Altri invece sostenevano che la sepoltura di quei cadaveri era dovuta proprio a certi villici che, nelle ore successive la fine dell’epocale scontro, si erano nottetempo avventurati nei campi dove giacevano le vittime per spogliarle di vestiti, oggetti o qualsiasi altra cosa di valore portassero ancora addosso. E si disse che quei cadaveri che, alla fine del saccheggio, apparivano completamente nudi, venissero sempre nottetempo sepolti per evitare che qualcuno pensasse che gli abitanti della Fraschetta fossero dei profanatori di corpi umani, soprattutto se appartenenti a valorosi soldati caduti in battaglia.
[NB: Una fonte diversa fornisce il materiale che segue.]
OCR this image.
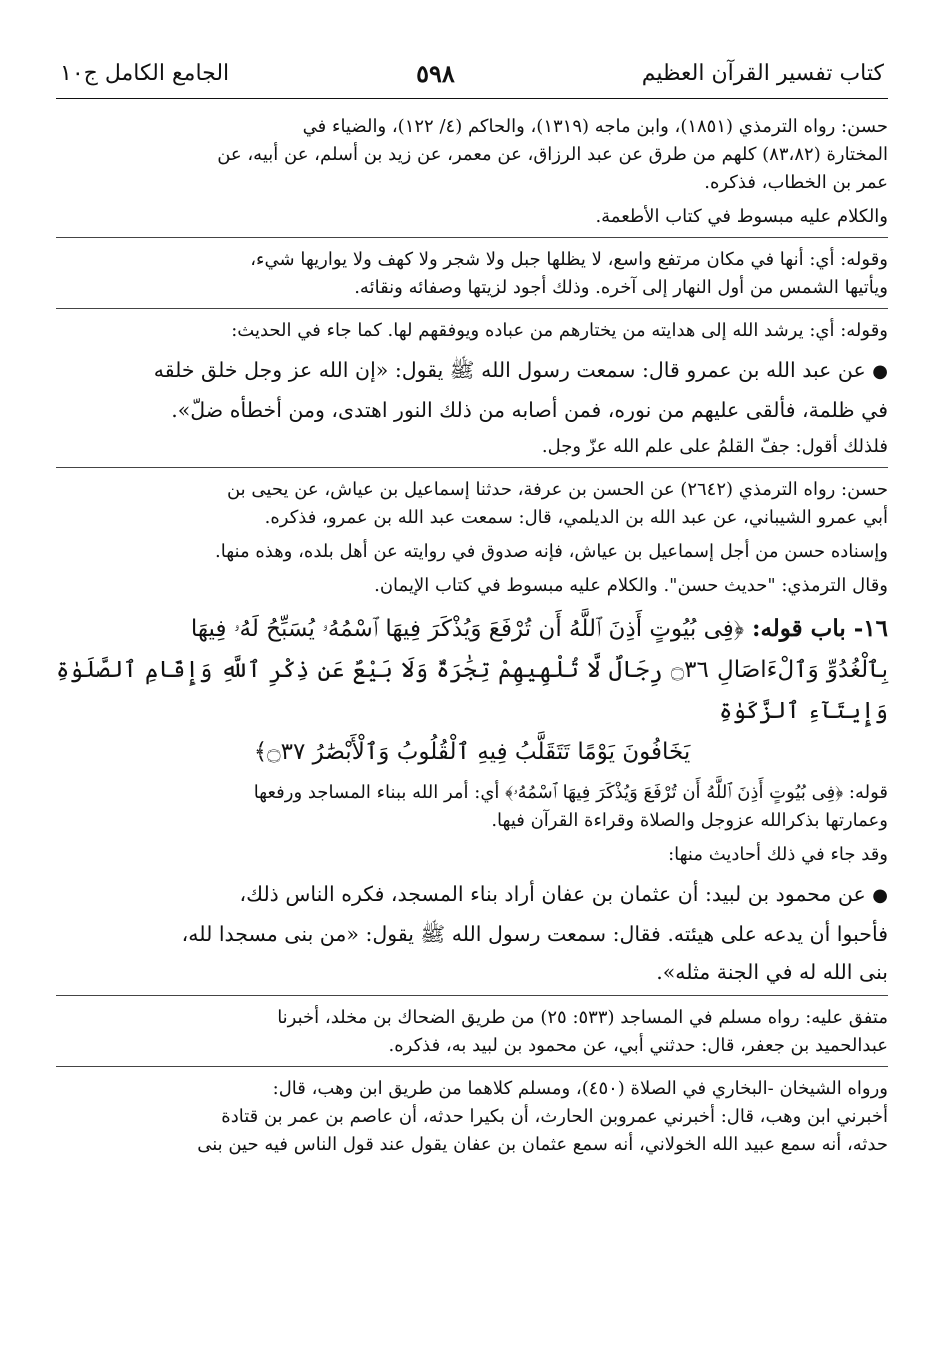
كتاب تفسير القرآن العظيم
٥٩٨
الجامع الكامل ج١٠
حسن: رواه الترمذي (١٨٥١)، وابن ماجه (١٣١٩)، والحاكم (٤/ ١٢٢)، والضياء في
المختارة (٨٣،٨٢) كلهم من طرق عن عبد الرزاق، عن معمر، عن زيد بن أسلم، عن أبيه، عن
عمر بن الخطاب، فذكره.
والكلام عليه مبسوط في كتاب الأطعمة.
وقوله: أي: أنها في مكان مرتفع واسع، لا يظلها جبل ولا شجر ولا كهف ولا يواريها شيء،
ويأتيها الشمس من أول النهار إلى آخره. وذلك أجود لزيتها وصفائه ونقائه.
وقوله: أي: يرشد الله إلى هدايته من يختارهم من عباده ويوفقهم لها. كما جاء في الحديث:
● عن عبد الله بن عمرو قال: سمعت رسول الله ﷺ يقول: «إن الله عز وجل خلق خلقه
في ظلمة، فألقى عليهم من نوره، فمن أصابه من ذلك النور اهتدى، ومن أخطأه ضلّ».
فلذلك أقول: جفّ القلمُ على علم الله عزّ وجل.
حسن: رواه الترمذي (٢٦٤٢) عن الحسن بن عرفة، حدثنا إسماعيل بن عياش، عن يحيى بن
أبي عمرو الشيباني، عن عبد الله بن الديلمي، قال: سمعت عبد الله بن عمرو، فذكره.
وإسناده حسن من أجل إسماعيل بن عياش، فإنه صدوق في روايته عن أهل بلده، وهذه منها.
وقال الترمذي: "حديث حسن". والكلام عليه مبسوط في كتاب الإيمان.
١٦- باب قوله: ﴿فِى بُيُوتٍ أَذِنَ ٱللَّهُ أَن تُرْفَعَ وَيُذْكَرَ فِيهَا ٱسْمُهُۥ يُسَبِّحُ لَهُۥ فِيهَا
بِٱلْغُدُوِّ وَٱلْءَاصَالِ ۝٣٦ رِجَالٌ لَّا تُلْهِيهِمْ تِجَٰرَةٌ وَلَا بَيْعٌ عَن ذِكْرِ ٱللَّهِ وَإِقَامِ ٱلصَّلَوٰةِ وَإِيتَآءِ ٱلزَّكَوٰةِ
يَخَافُونَ يَوْمًا تَتَقَلَّبُ فِيهِ ٱلْقُلُوبُ وَٱلْأَبْصَٰرُ ۝٣٧﴾
قوله: ﴿فِى بُيُوتٍ أَذِنَ ٱللَّهُ أَن تُرْفَعَ وَيُذْكَرَ فِيهَا ٱسْمُهُۥ﴾ أي: أمر الله ببناء المساجد ورفعها
وعمارتها بذكرالله عزوجل والصلاة وقراءة القرآن فيها.
وقد جاء في ذلك أحاديث منها:
● عن محمود بن لبيد: أن عثمان بن عفان أراد بناء المسجد، فكره الناس ذلك،
فأحبوا أن يدعه على هيئته. فقال: سمعت رسول الله ﷺ يقول: «من بنى مسجدا لله،
بنى الله له في الجنة مثله».
متفق عليه: رواه مسلم في المساجد (٥٣٣: ٢٥) من طريق الضحاك بن مخلد، أخبرنا
عبدالحميد بن جعفر، قال: حدثني أبي، عن محمود بن لبيد به، فذكره.
ورواه الشيخان -البخاري في الصلاة (٤٥٠)، ومسلم كلاهما من طريق ابن وهب، قال:
أخبرني ابن وهب، قال: أخبرني عمروبن الحارث، أن بكيرا حدثه، أن عاصم بن عمر بن قتادة
حدثه، أنه سمع عبيد الله الخولاني، أنه سمع عثمان بن عفان يقول عند قول الناس فيه حين بنى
Parziale verità o leggenda, la storia delle fiammelle di Marengo fa riferimento a un mito oltretombale diffuso in molte zone dell’Italia contadina, conosciuto in genere come “candele dei cadaveri” e in Piemonte come “fuoco fasciato”. Resta comunque da segnalare il carattere moralistico della storia, quasi come se le fiammelle dell’oltretomba fossero tornate sulla terra per nutrirsi della paura di coloro che anni prima si macchiarono di un atto infamante e quasi osceno, quello dello sciacallaggio sui cadaveri. “Ma solo i cadaveri dei francesi” ci rassicurano illustri studiosi “tutt’altro che amati, perché da queste parti i sanculotti di Napoleone sventolavano bandiere rivoluzionarie con sopra scritto Liberté Egalitè Fraternité, ma in realtà depredavano, maltrattavano e violentavano. E l’espoliazione dei loro corpi fu la vendetta della gente di Alessandria dopo anni di soprusi e di violenze”.